Step 1: Sketch the curve and shade the appropriate area under the curve. Step 2: Use the table to find the area that corresponds to z = 0.25. The proportion of the area under the curve that falls between the mean and z = 0.25 is 0.0987. This is not our answer!! This is only the area between the mean and our z-score. We want to know what proportion of the area under the curve falls at or below z = 0.25. Step 3: Remember what we know about our curve. The normal curve is symmetrical, and half of the area falls above the mean and half falls below. So, in order to find our answer, we must add .50 (which represents the left half of the curve, that is, everything below the mean) to the .0987 that we found in the table (which represents the area from the mean to z = 0.25). Step 4: Our final answer, then, is .5987. The proportion of the area under the curve that falls at or below z = 0.25 is .5987 or .60 (if we round our answer to two decimal places).
Another Example What if we want to know what proportion of the area under the curve falls between z = -2.25 and z = -1.25?

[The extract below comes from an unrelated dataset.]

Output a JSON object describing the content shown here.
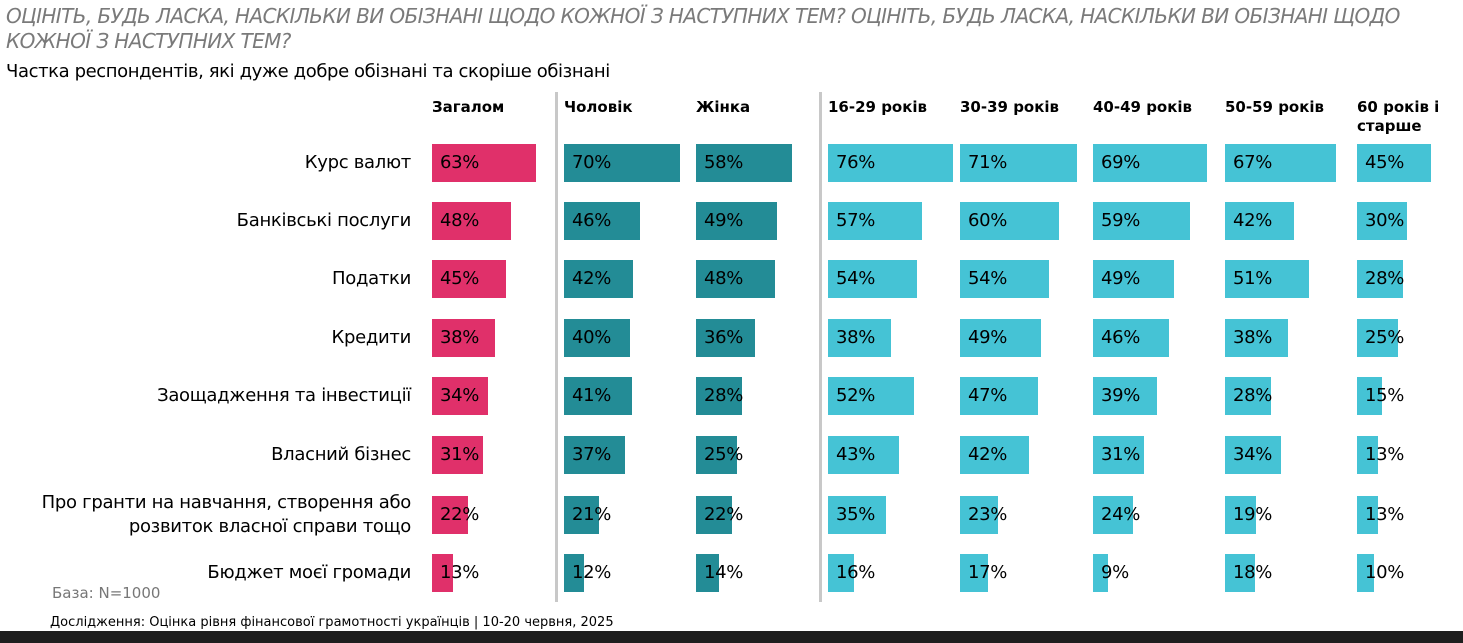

Step 1: Sketch the curve and shade the area we are trying to find. Step 2: Use the table to find the area under the curve between the mean and z = -2.25 and between the mean and z = -1.25. z = -2.25: .4878 z = -1.25: .3944 Step 3: We now have to subtract the smallest area from the largest area to get our answer, because we're not interested in that chunk of area between the mean and z = -1.25. .4878 - .3944 = .0934 Area cannot be a negative number!! You will always subtract the smallest number from the largest number, and your answer will always be positive.
Standard scores
The number of standard deviations a given value x falls from the mean µ. It is also called z-score. -allow comparisons between groups that would not normally be comparable. Scores are standardized so that they are based on the same normal distribution. - There are an infinite number of normal distributions, each with its own mean and standard deviation. The standard normal distribution is a special case, with a set mean and a set standard deviation. The standard normal distribution is a distribution of standard scores. There are several ways to standardize scores. It requires that you convert the raw data to a scale with a set mean and a set standard deviation. For example, most standardized tests are standard scores: there's a set mean and a set standard deviation onto which all raw scores are rescaled. The IQ test, for example, has a mean of 100 and a standard deviation of 15. All raw scores collected from IQ tests are rescaled onto this standard scale. Standard scores are important for making comparisons across groups and data collection situations. They allow us to compare apples to oranges, that is, to compare data that otherwise would not be comparable. For example, perhaps we wanted to determine in which class a student was performing better. Let's say that Sue has an 85% in her Algebra course and a 90% in her English course. We cannot say that she is doing better in her English class just because it's the highest grade. Instead, we would need to rescale the scores onto the same scale so that they can be compared. The most commonly used standard score in statistics is the z-score, and is exactly what we would use here to answer this question.